Spread it across various instruments for optimal returns with minimal risk.
For retirees, the challenge is to deploy their nest egg in instruments to earn decent returns without taking too much risk. They don’t have the luxury to wait it out in case the markets decline, so they need to put the bulk of the corpus in safe instruments. At the same time, a 100% fixedincome portfolio is not a good idea. Some portion of the corpus must be allocated to growth assets so that the portfolio is able to beat the march of inflation.
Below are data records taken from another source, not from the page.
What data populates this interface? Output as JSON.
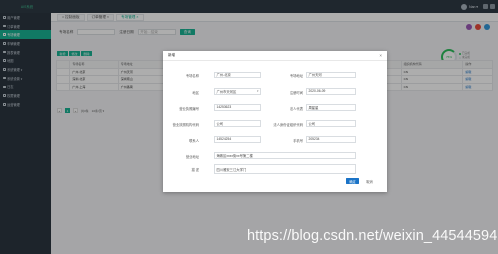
{
  "app": {
    "logo": "AIS系统"
  },
  "header": {
    "user_name": "Nan ▾"
  },
  "sidebar": {
    "items": [
      {
        "label": "用户管理"
      },
      {
        "label": "订单管理"
      },
      {
        "label": "专场管理",
        "active": true
      },
      {
        "label": "车辆管理"
      },
      {
        "label": "报表管理"
      },
      {
        "label": "地图"
      },
      {
        "label": "系统管理 ▾"
      },
      {
        "label": "系统设置 ▾"
      },
      {
        "label": "日志"
      },
      {
        "label": "权限管理"
      },
      {
        "label": "运营管理"
      }
    ]
  },
  "tabs": [
    {
      "label": "⌂ 控制面板"
    },
    {
      "label": "订单管理 ×"
    },
    {
      "label": "专场管理 ×",
      "active": true
    }
  ],
  "filters": {
    "name_label": "专场名称",
    "date_label": "注册日期",
    "date_placeholder": "开始 - 结束",
    "query_button": "查询"
  },
  "toolbar": {
    "buttons": [
      "新增",
      "修改",
      "删除"
    ]
  },
  "table": {
    "headers": [
      "",
      "专场名称",
      "专场地址",
      "专场区域",
      "营业数",
      "法人代表",
      "注册日期",
      "法人身份证",
      "组织机构代码",
      "操作"
    ],
    "rows": [
      [
        "",
        "广州-北京",
        "广州天河",
        "天河区",
        "1",
        "张三",
        "2020-06-09",
        "440xxxx",
        "CN",
        "编辑"
      ],
      [
        "",
        "深圳-北京",
        "深圳南山",
        "南山区",
        "2",
        "李四",
        "2020-06-10",
        "440xxxx",
        "CN",
        "编辑"
      ],
      [
        "",
        "广州-上海",
        "广州番禺",
        "番禺区",
        "1",
        "王五",
        "2020-06-11",
        "440xxxx",
        "CN",
        "编辑"
      ]
    ]
  },
  "pager": {
    "prev": "«",
    "current": "1",
    "next": "»",
    "info": "共3条",
    "size": "10条/页 ▾"
  },
  "gauge": {
    "value": "75%",
    "legend": [
      "已完成",
      "未完成"
    ]
  },
  "colors": {
    "accent": "#1ab394",
    "primary": "#1a73c7",
    "sidebar": "#2b3540",
    "topbar": "#2f3a45",
    "gauge": "#2fbf5e"
  },
  "modal": {
    "title": "新增",
    "close_icon": "close-icon",
    "labels": {
      "name": "专场名称",
      "address": "专场地址",
      "region": "地区",
      "reg_date": "注册时间",
      "license": "营业执照编号",
      "legal_person": "法人代表",
      "org_code": "营业执照机构代码",
      "legal_id": "法人身份证组织代码",
      "contact": "联系人",
      "phone": "手机号",
      "detail_address": "营业地址",
      "remark": "描 述"
    },
    "values": {
      "name": "广州-北京",
      "address": "广州天河",
      "region": "广州市天河区",
      "reg_date": "2020-06-09",
      "license": "14253623",
      "legal_person": "周星星",
      "org_code": "公司",
      "legal_id": "公司",
      "contact": "14524254",
      "phone": "205234",
      "detail_address": "海珠区xxxx街xx号第二楼",
      "remark": "四川雅安三江大学门"
    },
    "ok_button": "确定",
    "cancel_button": "取消"
  },
  "watermark": "https://blog.csdn.net/weixin_44544594"
}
The retirement corpus should be spread over a basket of instruments. The first option for any retiree should be the Senior Citizens’ Savings Scheme. This government managed Post Office scheme gives assured returns of 8.2%, which is higher than that offered by bank deposits to senior citizens. Put the maximum Rs.30 lakh in this scheme. If your spouse doesn’t have a separate account, you can put another Rs.30 lakh in her name. Do this before the RBI cuts rates because interest rates of small savings schemes are linked to government bond yields and are reset at the beginning of every quarter. Some portion of the corpus must also be put in annuities. Annuities offer assured income for life, which reduces the longevity risk. At least 30% of the nest egg should be invested in an annuity. When pension plans from insurance companies and NPS investments mature, some portion of the corpus is mandatorily put in annuities.